Enhancing our impact in te ao Māori

The Auditor-General's strategic intentions to 2028.

Image of a MaraeWhat we want to achieve

Our role is to help Parliament and the public hold public organisations to account in a way that iwi, hapū, and whānau Māori, as well as Parliament and the wider public, have trust and confidence in.

We want to continue to build trust and confidence among Māori in our role, and for our work to have increased relevance to, and impact for, Māori. We also want to influence the public sector to improve the public accountability system to reflect the uniqueness of New Zealand.

Why this is important

As a statutory body performing a public function, our work should be carried out in a way that upholds te Tiriti o Waitangi/the Treaty of Waitangi (the Treaty). We recognise that policies, programmes, and services that produce quality outcomes for iwi, hapū, and whānau Māori will ultimately benefit all New Zealanders.

The change we want to see after five years

In our organisation:

  • our staff will have an understanding of the Treaty, our history as an Office, and the role we have played in the Treaty relationship;
  • we will have expanded views on public accountability through a deeper understanding of, and engagement with, te ao Māori and Māori concepts and traditions;
  • we will understand the value that Māori perspectives bring to our work, and our work programme will routinely incorporate those perspectives;
  • our staff will be more confident engaging with Māori;
  • there will be wider use of te reo Māori and recognition of tikanga in our organisation, evident in the way we communicate and the look and feel of our work environments;
  • we can relate Māori values to our "what we stand for" statements, both of which underpin the way we work; and
  • we will have more Māori staff, who will feel supported to realise their aspirations in the organisation.

After five years:

  • we will be working with a well-established external rōpū Māori;
  • we will have stronger relationships with Māori, greater coverage in Māori media, and more awareness among Māori about our role; 
  • Māori will see our work as useful and relevant to their aspirations; and
  • public organisations will be more accountable for improving outcomes for Māori.

What we will do

We have outlined our position in respect of the Treaty for our staff, and are also developing a te ao Māori strategy to help us to continue to build our capacity and capability as an organisation.

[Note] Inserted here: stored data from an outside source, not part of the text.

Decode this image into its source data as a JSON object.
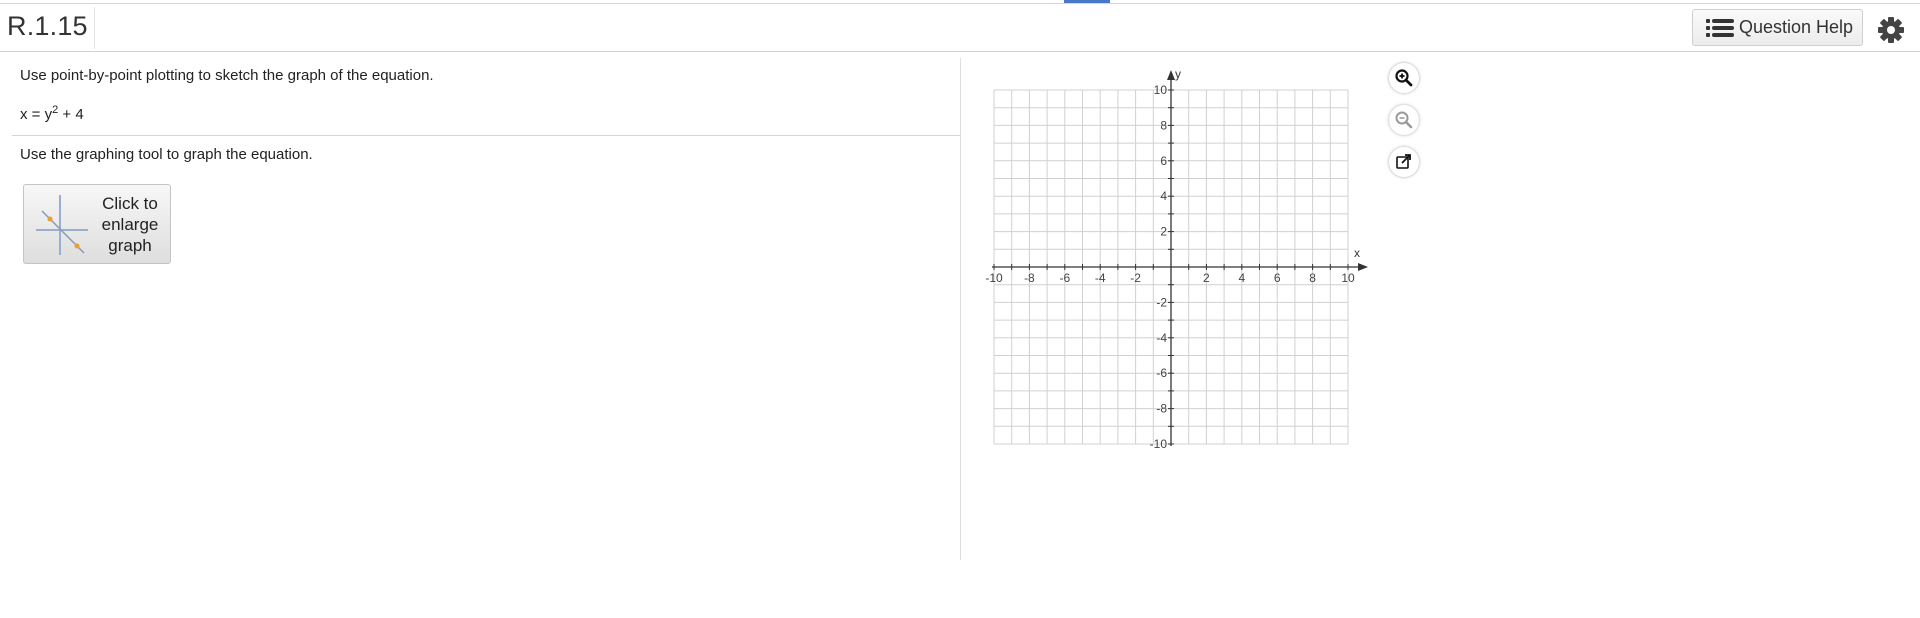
{
  "header": {
    "question_id": "R.1.15",
    "help_label": "Question Help",
    "help_icon": "list-icon",
    "settings_icon": "gear-icon"
  },
  "question": {
    "instruction": "Use point-by-point plotting to sketch the graph of the equation.",
    "equation_base": "x = y",
    "equation_exp": "2",
    "equation_tail": " + 4",
    "graph_instruction": "Use the graphing tool to graph the equation.",
    "enlarge_label": "Click to\nenlarge\ngraph"
  },
  "graph": {
    "x_label": "x",
    "y_label": "y",
    "x_min": -10,
    "x_max": 10,
    "y_min": -10,
    "y_max": 10,
    "grid_step": 1,
    "label_step": 2,
    "tools": [
      "zoom-in-icon",
      "zoom-out-icon",
      "popout-icon"
    ]
  },
  "colors": {
    "accent": "#4a78c8",
    "grid": "#d0d0d0",
    "axis": "#333333",
    "tool_active": "#111111",
    "tool_inactive": "#9a9a9a"
  }
}
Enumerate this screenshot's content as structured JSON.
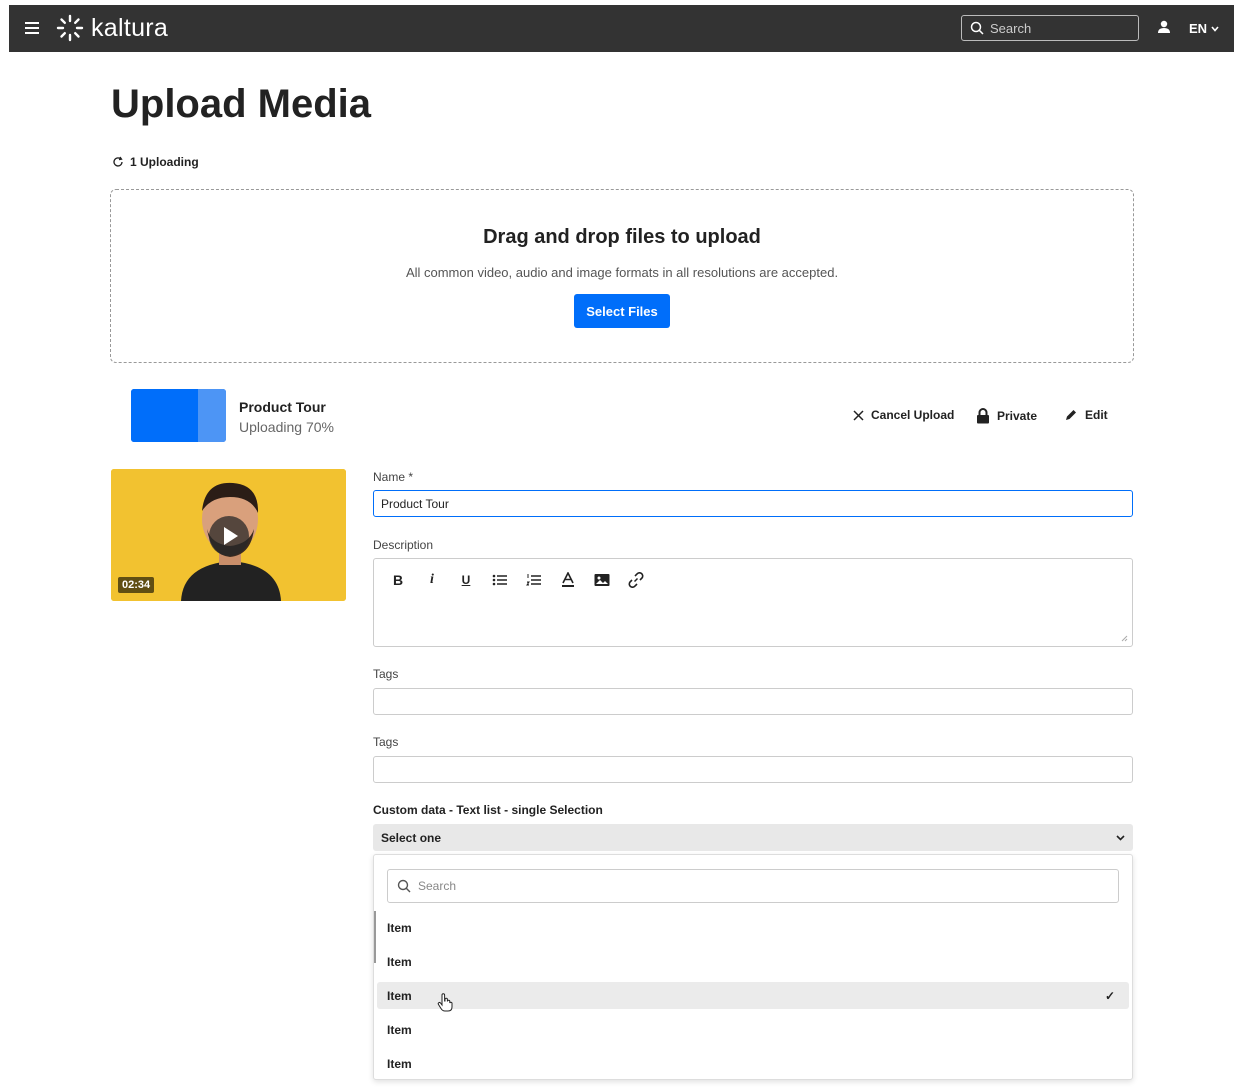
{
  "header": {
    "logo_text": "kaltura",
    "search_placeholder": "Search",
    "language": "EN"
  },
  "page": {
    "title": "Upload Media",
    "uploading_count": "1 Uploading"
  },
  "dropzone": {
    "title": "Drag and drop files to upload",
    "subtitle": "All common video, audio and image formats in all resolutions are accepted.",
    "button_label": "Select Files"
  },
  "upload_item": {
    "name": "Product Tour",
    "status": "Uploading 70%",
    "progress": 0.7,
    "actions": {
      "cancel": "Cancel Upload",
      "privacy": "Private",
      "edit": "Edit"
    }
  },
  "thumbnail": {
    "duration": "02:34"
  },
  "form": {
    "name_label": "Name *",
    "name_value": "Product Tour",
    "description_label": "Description",
    "tags_label_1": "Tags",
    "tags_label_2": "Tags",
    "custom_label": "Custom data - Text list -  single Selection",
    "select_value": "Select one"
  },
  "dropdown": {
    "search_placeholder": "Search",
    "items": [
      {
        "label": "Item",
        "selected": false
      },
      {
        "label": "Item",
        "selected": false
      },
      {
        "label": "Item",
        "selected": true
      },
      {
        "label": "Item",
        "selected": false
      },
      {
        "label": "Item",
        "selected": false
      }
    ],
    "check": "✓"
  },
  "colors": {
    "accent": "#006EFA",
    "topbar": "#333333",
    "thumbnail_bg": "#F2C230"
  }
}
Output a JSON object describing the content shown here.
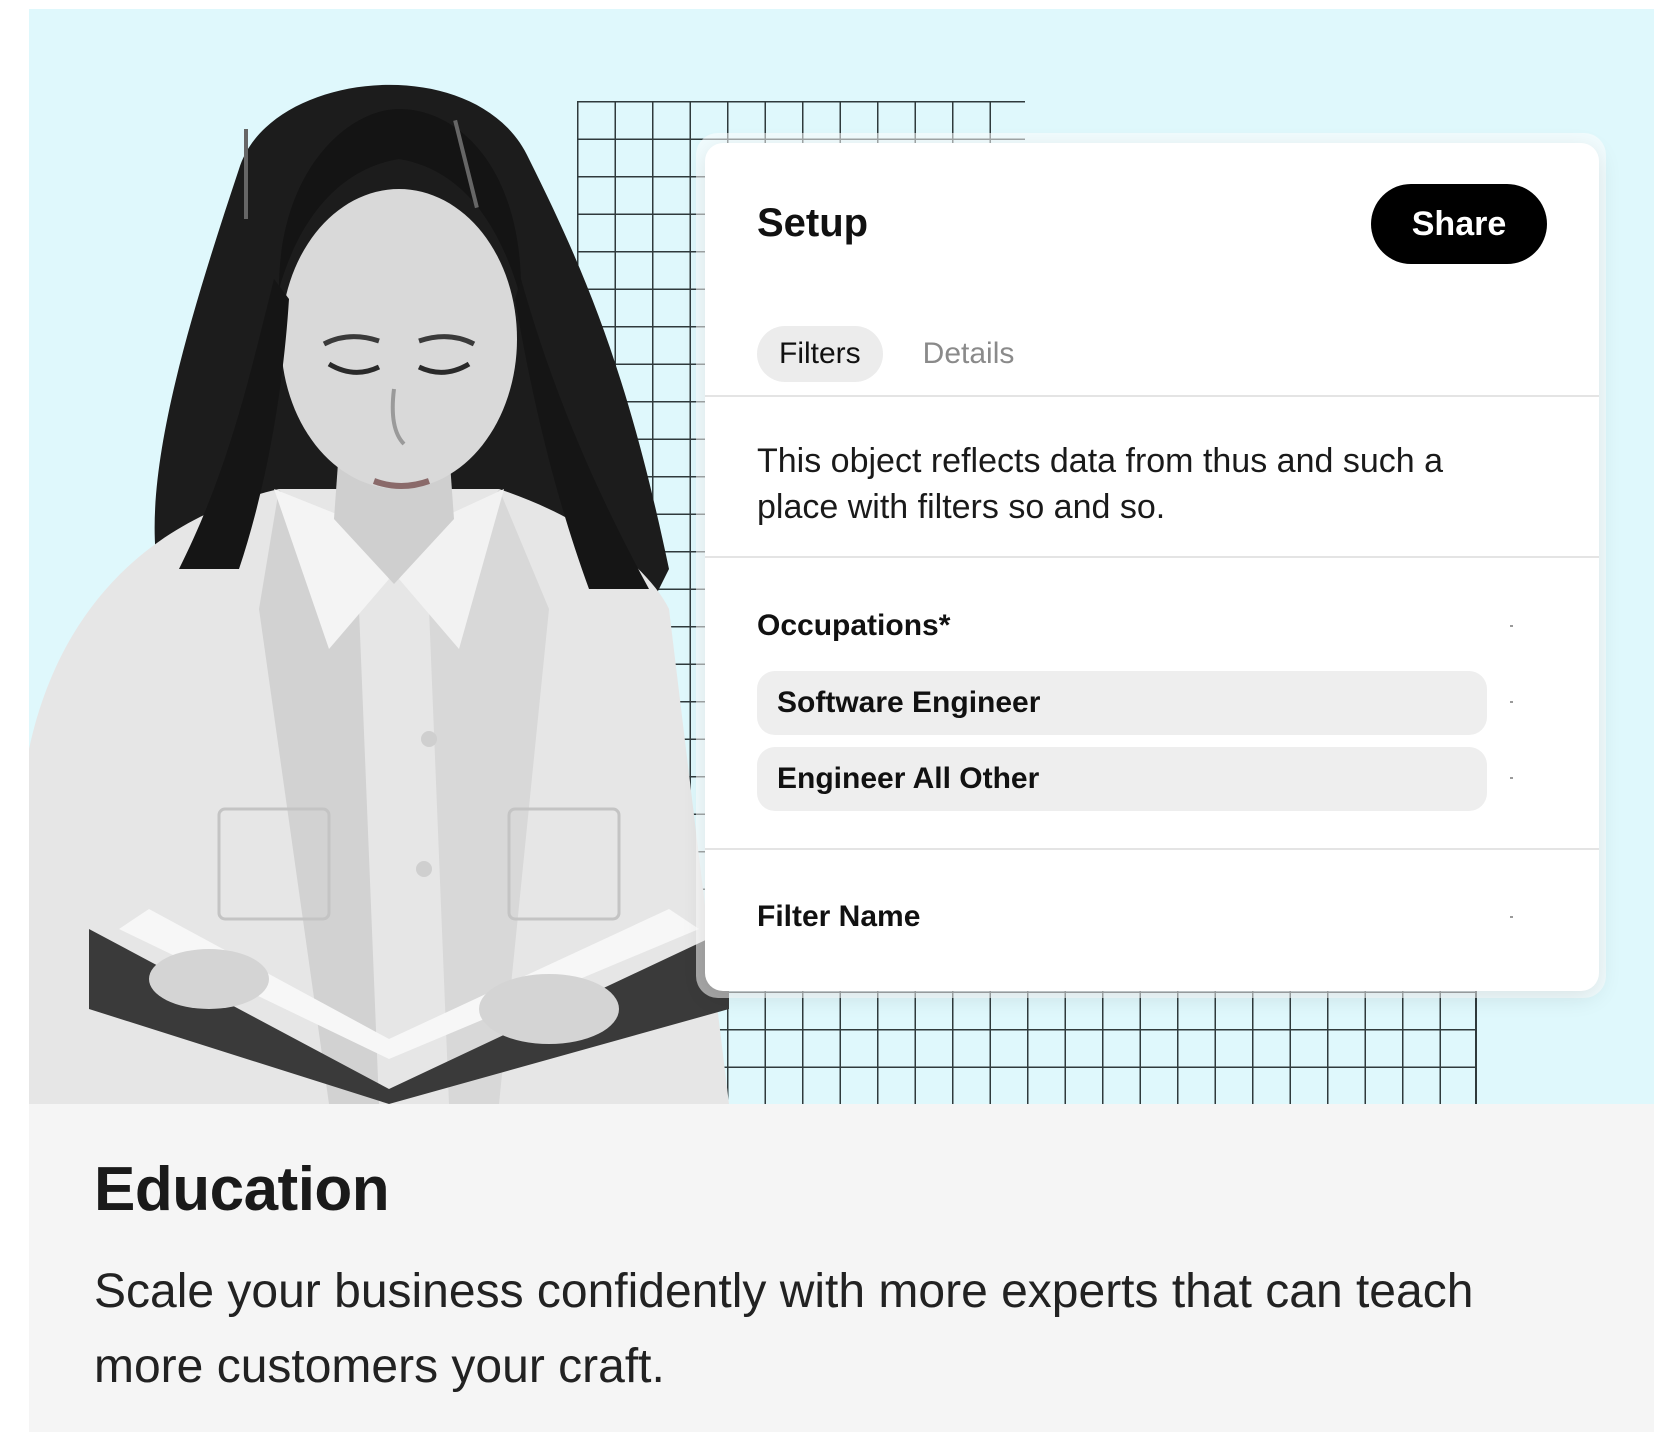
{
  "card": {
    "title": "Setup",
    "share_label": "Share",
    "tabs": [
      {
        "label": "Filters",
        "active": true
      },
      {
        "label": "Details",
        "active": false
      }
    ],
    "description": "This object reflects data from thus and such a place with filters so and so.",
    "occupations": {
      "label": "Occupations*",
      "items": [
        "Software Engineer",
        "Engineer All Other"
      ]
    },
    "filter_name": {
      "label": "Filter Name"
    }
  },
  "section": {
    "title": "Education",
    "description": "Scale your business confidently with more experts that can teach more customers your craft."
  },
  "colors": {
    "hero_background": "#dff8fc",
    "grid_line": "#2f3a3c",
    "share_button": "#000000",
    "chip_background": "#eeeeee",
    "bottom_background": "#f5f5f5"
  }
}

We will advance our aspirations and implement our te ao Māori strategy. This includes work to:

  • understand and document the history of our organisation in relation to Māori;
  • enhance our organisational competency framework to include competencies in te ao Māori tailored to different roles within our organisation;
  • develop learning pathways in te reo Māori, tikanga, matauranga Māori, and understanding of the Treaty, tailored to the different needs of our staff. This will include a mix of training, self-directed learning, and experiential activities; and
  • adapt our working styles and practices to enable effective and respectful engagement on matters of importance to iwi, hapū, and whānau Māori.

We will also work to:

  • build meaningful relationships with iwi, Māori organisations, and individuals, including through the establishment of an external rōpū Māori;
  • actively seek Māori perspectives on public accountability and input from Māori into our annual work programme planning; and
  • integrate Māori perspectives into how we work and what we focus on.